The Top 3 Game-changing AI Breakthroughs in 2023
In many ways, 2023 was the year that people began to understand what AI really is—and what it can do. It was the year that chatbots first went truly viral, and the year that governments began taking AI risk seriously. Those developments weren’t so much new innovations, as they were technologies and ideas taking center-stage after a long gestation period. But there were plenty of new innovations, too. Here are three of the biggest from the past year:
Multimodality
“Multimodality” might sound like jargon, but it’s worth understanding what it means: it’s the ability of an AI system to process lots of different types of data—not just text, but also images, video, audio and more. This year was the first time that the public gained access to powerful multimodal AI models. OpenAI’s GPT-4 was the first of these, allowing users to upload images as well as text inputs. GPT-4 can “see” the contents of an image, which opens up all kinds of possibilities, for example asking it what to make for dinner based on a photograph of the contents of your fridge. In September, OpenAI rolled out the ability for users to interact with ChatGPT by voice as well as text. Google DeepMind’s latest model Gemini, announced in December, can also work with images and audio.

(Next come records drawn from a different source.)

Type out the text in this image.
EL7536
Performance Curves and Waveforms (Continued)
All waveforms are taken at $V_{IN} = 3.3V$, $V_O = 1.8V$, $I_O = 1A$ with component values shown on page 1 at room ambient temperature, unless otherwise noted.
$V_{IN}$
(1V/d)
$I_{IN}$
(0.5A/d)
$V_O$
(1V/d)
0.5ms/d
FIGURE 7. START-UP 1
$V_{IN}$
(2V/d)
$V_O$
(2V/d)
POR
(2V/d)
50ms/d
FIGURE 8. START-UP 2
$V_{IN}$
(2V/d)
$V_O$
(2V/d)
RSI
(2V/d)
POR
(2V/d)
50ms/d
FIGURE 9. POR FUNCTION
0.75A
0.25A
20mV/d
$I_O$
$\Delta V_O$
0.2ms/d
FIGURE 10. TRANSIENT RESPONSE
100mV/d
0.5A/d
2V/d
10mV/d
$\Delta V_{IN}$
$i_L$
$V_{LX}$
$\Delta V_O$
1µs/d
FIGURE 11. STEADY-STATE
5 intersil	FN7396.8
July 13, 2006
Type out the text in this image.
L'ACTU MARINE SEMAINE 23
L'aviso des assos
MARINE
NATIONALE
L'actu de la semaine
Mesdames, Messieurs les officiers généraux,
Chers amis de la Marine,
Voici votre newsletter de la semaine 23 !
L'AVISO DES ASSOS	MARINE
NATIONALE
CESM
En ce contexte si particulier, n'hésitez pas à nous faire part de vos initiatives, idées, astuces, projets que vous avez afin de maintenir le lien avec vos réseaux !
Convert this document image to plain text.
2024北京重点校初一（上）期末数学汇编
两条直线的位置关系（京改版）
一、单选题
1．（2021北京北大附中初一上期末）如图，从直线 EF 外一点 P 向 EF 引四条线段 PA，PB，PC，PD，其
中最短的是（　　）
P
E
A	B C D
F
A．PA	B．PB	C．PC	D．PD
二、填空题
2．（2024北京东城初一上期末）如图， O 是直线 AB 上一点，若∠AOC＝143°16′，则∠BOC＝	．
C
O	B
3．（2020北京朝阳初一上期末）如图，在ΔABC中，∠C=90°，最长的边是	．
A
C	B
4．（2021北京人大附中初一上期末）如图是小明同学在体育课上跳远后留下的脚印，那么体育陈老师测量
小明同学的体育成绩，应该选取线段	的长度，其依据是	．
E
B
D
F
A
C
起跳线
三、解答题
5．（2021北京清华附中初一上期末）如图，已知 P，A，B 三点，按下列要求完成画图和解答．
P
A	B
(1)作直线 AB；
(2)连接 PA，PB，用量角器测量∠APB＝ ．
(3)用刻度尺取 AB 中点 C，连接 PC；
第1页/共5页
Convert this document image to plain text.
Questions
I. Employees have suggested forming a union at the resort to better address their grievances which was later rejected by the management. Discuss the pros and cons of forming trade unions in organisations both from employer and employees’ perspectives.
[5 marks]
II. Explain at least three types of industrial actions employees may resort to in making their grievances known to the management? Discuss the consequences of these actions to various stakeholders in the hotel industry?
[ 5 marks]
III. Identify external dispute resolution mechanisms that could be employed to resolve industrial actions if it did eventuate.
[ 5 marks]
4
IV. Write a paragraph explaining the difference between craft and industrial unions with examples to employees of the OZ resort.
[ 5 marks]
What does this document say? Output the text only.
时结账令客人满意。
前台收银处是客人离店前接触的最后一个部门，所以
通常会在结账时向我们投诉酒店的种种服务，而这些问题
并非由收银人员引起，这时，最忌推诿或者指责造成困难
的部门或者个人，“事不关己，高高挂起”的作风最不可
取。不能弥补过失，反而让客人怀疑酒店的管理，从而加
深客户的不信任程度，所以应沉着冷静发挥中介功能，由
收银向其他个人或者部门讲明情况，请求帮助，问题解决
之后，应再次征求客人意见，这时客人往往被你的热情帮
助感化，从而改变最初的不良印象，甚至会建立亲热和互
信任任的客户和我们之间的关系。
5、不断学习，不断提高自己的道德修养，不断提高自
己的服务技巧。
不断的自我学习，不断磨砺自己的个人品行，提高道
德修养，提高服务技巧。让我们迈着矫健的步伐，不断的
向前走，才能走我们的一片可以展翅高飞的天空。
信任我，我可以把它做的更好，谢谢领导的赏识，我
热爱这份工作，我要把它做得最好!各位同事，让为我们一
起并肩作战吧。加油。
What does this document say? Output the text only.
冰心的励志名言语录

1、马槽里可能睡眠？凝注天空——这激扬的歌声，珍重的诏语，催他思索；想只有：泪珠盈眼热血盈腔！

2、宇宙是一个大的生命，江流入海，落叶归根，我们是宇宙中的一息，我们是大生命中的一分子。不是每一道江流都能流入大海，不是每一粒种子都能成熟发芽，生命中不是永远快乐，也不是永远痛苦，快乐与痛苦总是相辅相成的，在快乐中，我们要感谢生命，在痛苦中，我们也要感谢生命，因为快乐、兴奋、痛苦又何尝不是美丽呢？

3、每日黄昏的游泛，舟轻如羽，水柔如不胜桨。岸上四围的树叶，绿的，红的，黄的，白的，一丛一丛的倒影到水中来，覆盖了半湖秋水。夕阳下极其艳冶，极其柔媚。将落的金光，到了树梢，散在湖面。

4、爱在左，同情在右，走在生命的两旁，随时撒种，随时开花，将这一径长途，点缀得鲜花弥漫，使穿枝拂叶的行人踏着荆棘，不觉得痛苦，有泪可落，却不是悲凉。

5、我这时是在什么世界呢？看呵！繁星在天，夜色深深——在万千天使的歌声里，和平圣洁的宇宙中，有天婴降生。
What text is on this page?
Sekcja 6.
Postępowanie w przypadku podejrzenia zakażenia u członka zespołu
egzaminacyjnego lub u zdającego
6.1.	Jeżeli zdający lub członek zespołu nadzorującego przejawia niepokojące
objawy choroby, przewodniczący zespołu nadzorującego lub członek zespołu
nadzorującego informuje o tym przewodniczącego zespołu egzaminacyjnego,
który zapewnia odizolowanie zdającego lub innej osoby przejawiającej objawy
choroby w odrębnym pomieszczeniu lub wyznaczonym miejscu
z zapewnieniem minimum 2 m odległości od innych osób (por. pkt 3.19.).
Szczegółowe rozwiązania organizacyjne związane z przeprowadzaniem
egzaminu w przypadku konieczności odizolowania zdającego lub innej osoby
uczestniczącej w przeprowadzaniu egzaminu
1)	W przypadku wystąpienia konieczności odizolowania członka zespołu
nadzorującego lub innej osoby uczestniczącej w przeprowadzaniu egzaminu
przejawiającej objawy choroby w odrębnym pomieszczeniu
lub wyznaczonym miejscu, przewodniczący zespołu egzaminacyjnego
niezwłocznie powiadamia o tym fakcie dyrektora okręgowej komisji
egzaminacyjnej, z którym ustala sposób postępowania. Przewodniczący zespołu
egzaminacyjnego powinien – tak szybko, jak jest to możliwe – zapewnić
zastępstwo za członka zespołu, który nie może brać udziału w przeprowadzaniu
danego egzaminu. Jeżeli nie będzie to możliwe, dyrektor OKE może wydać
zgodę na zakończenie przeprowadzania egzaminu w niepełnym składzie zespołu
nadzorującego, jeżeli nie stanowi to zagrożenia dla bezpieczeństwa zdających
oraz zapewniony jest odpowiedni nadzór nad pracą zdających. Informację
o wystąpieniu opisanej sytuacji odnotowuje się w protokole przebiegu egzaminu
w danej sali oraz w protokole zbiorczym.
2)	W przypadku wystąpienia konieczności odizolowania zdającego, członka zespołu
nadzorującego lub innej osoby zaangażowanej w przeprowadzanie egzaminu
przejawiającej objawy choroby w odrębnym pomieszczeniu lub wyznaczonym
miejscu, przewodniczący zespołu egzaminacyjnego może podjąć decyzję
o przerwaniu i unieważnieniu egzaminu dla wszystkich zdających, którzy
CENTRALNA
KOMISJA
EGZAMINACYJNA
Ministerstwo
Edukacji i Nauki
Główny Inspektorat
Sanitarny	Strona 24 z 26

A launch video shared by Google showed the model identifying a duck based on a line drawing on a post-it note. In the same video, after being shown an image of pink and blue yarn and asked what it could be used to create, Gemini generated an image of a pink and blue octopus plushie. (The marketing video appeared to show Gemini observing moving images and responding to audio commands in real time, but in a post on its website, Google said the video had been edited for brevity—and that the model was being prompted using still images, not video, and text prompts, not audio, although the model does have audio capabilities.)
Constitutional AI
One of the biggest unanswered questions in AI is how to align it to human values. If these systems become smarter and more powerful than humans, they could cause untold harm to our species—some even say total extinction—unless, somehow, they are constrained by rules that put human flourishing at their center. The process that OpenAI used to align ChatGPT (to avoid the racist and sexist behaviors of earlier models) worked well—but it required a large amount of human labor, through a technique known as “reinforcement learning with human feedback,” or RLHF. Human raters would assess the AI’s responses and give it the computational equivalent of a doggy treat if the response was helpful, harmless, and compliant with OpenAI’s list of content rules. By rewarding the AI when it was good and punishing it when it was bad, OpenAI developed an effective and relatively harmless chatbot. But since the RLHF process relies heavily on human labor, there’s a big question mark over how scalable it is. It’s expensive. It’s subject to the biases or mistakes made by individual raters. It becomes more failure-prone the more complicated the list of rules is. And it looks unlikely to work for AI systems that are so powerful they begin doing things humans can’t comprehend. Constitutional AI—first described by researchers at top AI lab Anthropic in a December 2022 paper—tries to address these problems, harnessing the fact that AI systems are now capable enough to understand natural language. The idea is quite simple. First, you write a “constitution” that lays out the values you’d like your AI to follow. Then you train the AI to score responses based on how aligned they are to the constitution, and then incentivize the model to output responses that score more highly. Instead of reinforcement learning from human feedback, it’s reinforcement learning from AI feedback. “These methods make it possible to control AI behavior more precisely and with far fewer human labels,” the Anthropic researchers wrote. Constitutional AI was used to align Claude, Anthropic’s 2023 answer to ChatGPT.
Text-to-video
One noticeable outcome of the billions of dollars pouring into AI this year has been the rapid rise of text-to-video tools. Last year, text-to-image tools had barely emerged from their infancy; now, there are several companies offering the ability to turn sentences into moving images with increasingly fine-grained levels of accuracy. One of those companies is Runway, a Brooklyn-based AI video startup that wants to make filmmaking accessible to anybody. Its latest model, Gen-2, allows users to not just generate a video from text, but also change the style of an existing video based on a text prompt (for example, turning a shot of cereal boxes on a tabletop into a nighttime cityscape,) in a process it calls video-to-video. Another startup in the text-to-video space is Pika AI, which is reportedly being used to create millions of new videos each week. Run by two Stanford dropouts, the company launched in April but has already secured funding that values it at between $200 and $300 million, according to Forbes.